First off, love stories don’t come more contrived than the one in “The Photograph.” LaKeith Stanfield is a journalist stumbling upon an old black-and-white snapshot while working on an assignment leading him right into the heart of Issa Rae. She’s Mae, a fashionable Manhattan art curator exploring the early life of her recently deceased mother. It’s not picture-perfect, but Stanfield and Rae are so darn cute together you can’t help being smitten.
The story oscillates between dueling narratives showing how the past informs the present. In one string, writer-director Stella Meghie steps back 30 years to relay Christina’s (Chante Adams) tough decision to ditch her man (Y’Lan Noel), hop on the next bus out of backwater Louisiana to New York, then working her butt off to become a famous photographer. It comes with a cost, of course. “I wish I was as good at love as I was at working,” Christina says in a video within the movie.
The other storyline starts with Mae discovering a letter in Christina’s safe, setting the daughter on an emotional journey to understand her mom’s motivations, a situation that brings Stanfield’s newly single Mike into her orbit. Romantic dramas only work if there’s tangible chemistry between the leads, and with these two sparks fly from the first frame to the first kiss.
Meghie kicks the tires on heavy themes: grief, parental love, lost love, children not privy to who their parents really are . . . It’s enough to fill three movies. Sometimes that serious tone suffocates the romance, so much so that it feels like two movies spliced together. Indeed, for a film that’s trying to sweep us off our feet, too much of Meghie’s script is spent in plodding exposition.
Along the way, gifted comedian Lil Rel Howery, Stanfield’s “Get Out” co-star, infuses the film with a natural – and essential - levity as Mike’s married brother. And old pros Rob Morgan (“Just Mercy”) and Courtney B. Vance (“Ben is Back”) lend gravitas in supporting roles.

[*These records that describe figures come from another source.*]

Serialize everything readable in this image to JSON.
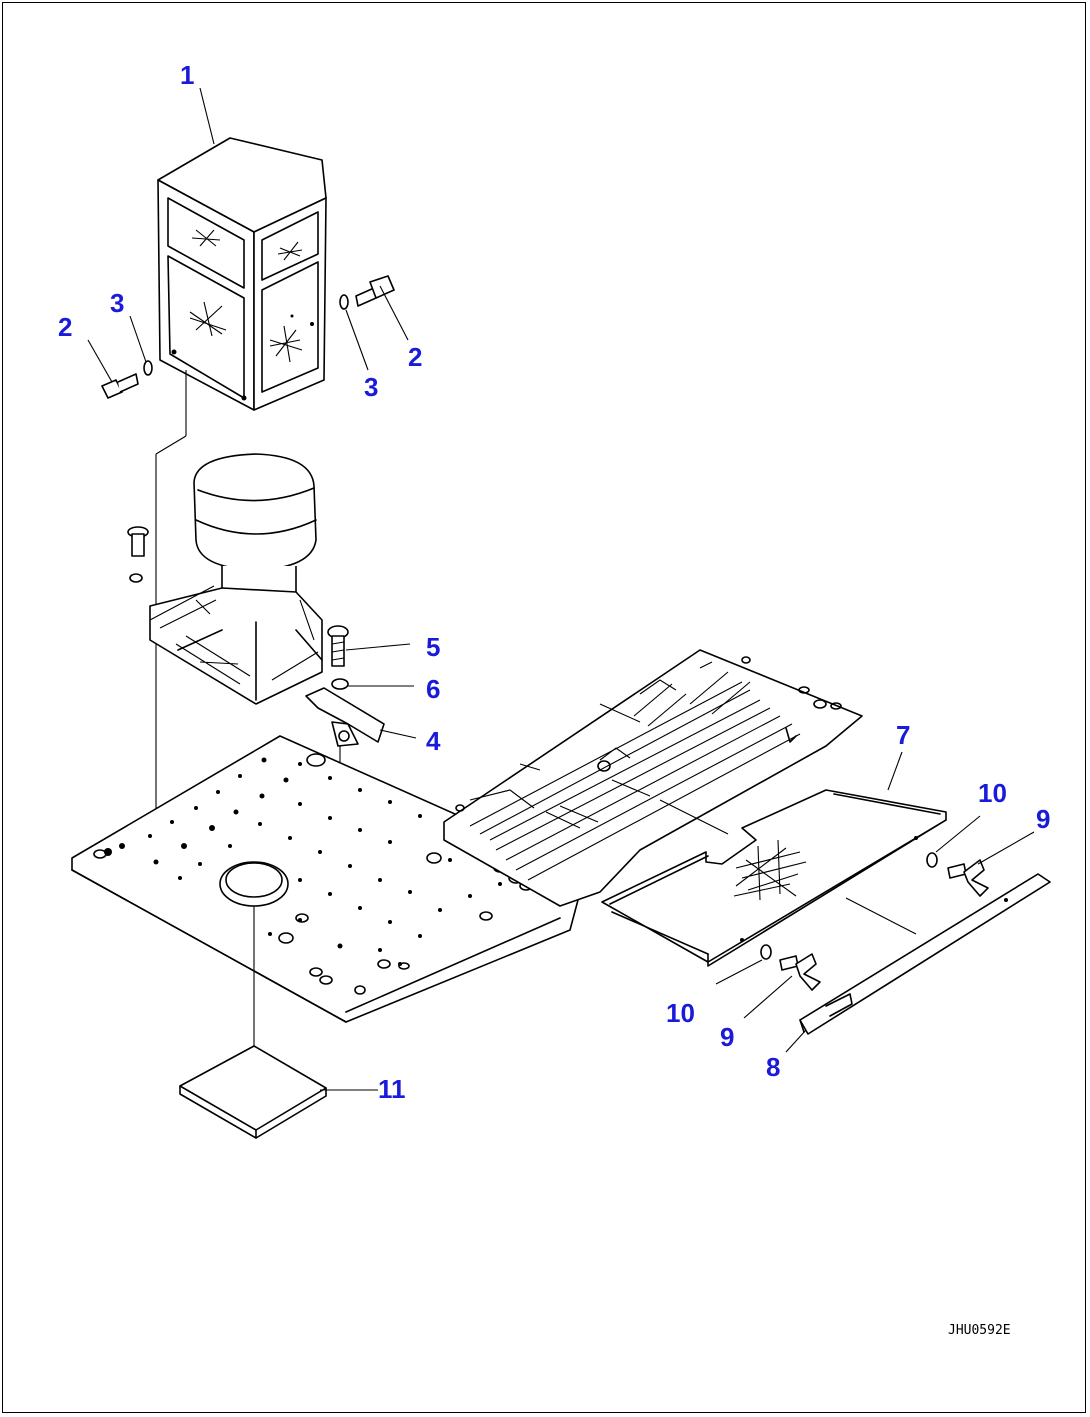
{
  "diagram": {
    "callouts": [
      {
        "id": "callout-1a",
        "label": "1"
      },
      {
        "id": "callout-2a",
        "label": "2"
      },
      {
        "id": "callout-3a",
        "label": "3"
      },
      {
        "id": "callout-2b",
        "label": "2"
      },
      {
        "id": "callout-3b",
        "label": "3"
      },
      {
        "id": "callout-5",
        "label": "5"
      },
      {
        "id": "callout-6",
        "label": "6"
      },
      {
        "id": "callout-4",
        "label": "4"
      },
      {
        "id": "callout-7",
        "label": "7"
      },
      {
        "id": "callout-10a",
        "label": "10"
      },
      {
        "id": "callout-9a",
        "label": "9"
      },
      {
        "id": "callout-10b",
        "label": "10"
      },
      {
        "id": "callout-9b",
        "label": "9"
      },
      {
        "id": "callout-8",
        "label": "8"
      },
      {
        "id": "callout-11",
        "label": "11"
      }
    ],
    "drawing_id": "JHU0592E",
    "colors": {
      "callout": "#1a1adb",
      "line": "#000000",
      "background": "#ffffff"
    }
  }
}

For her part, Rae is radiant, but she’s definitely a stronger comedic actress (“Little,” HBO’s “Insincere”), causing Mae’s two-dimensionality to play against her strengths. On the other hand, Stanfield, whose star has risen immensely with roles in “Get Out,” “Knives Out,” “Sorry to Bother You” and “Uncut Gems,” carries the film with his charm and knack for effortlessly switching between comedy and drama. When he purrs the line “Is it too early in the night to kiss you?” the audience swoons. Ditto for some stormy-weather lovin’ set to Al Green slow jams. Yup, “The Photograph” is a Stanfield state of mind.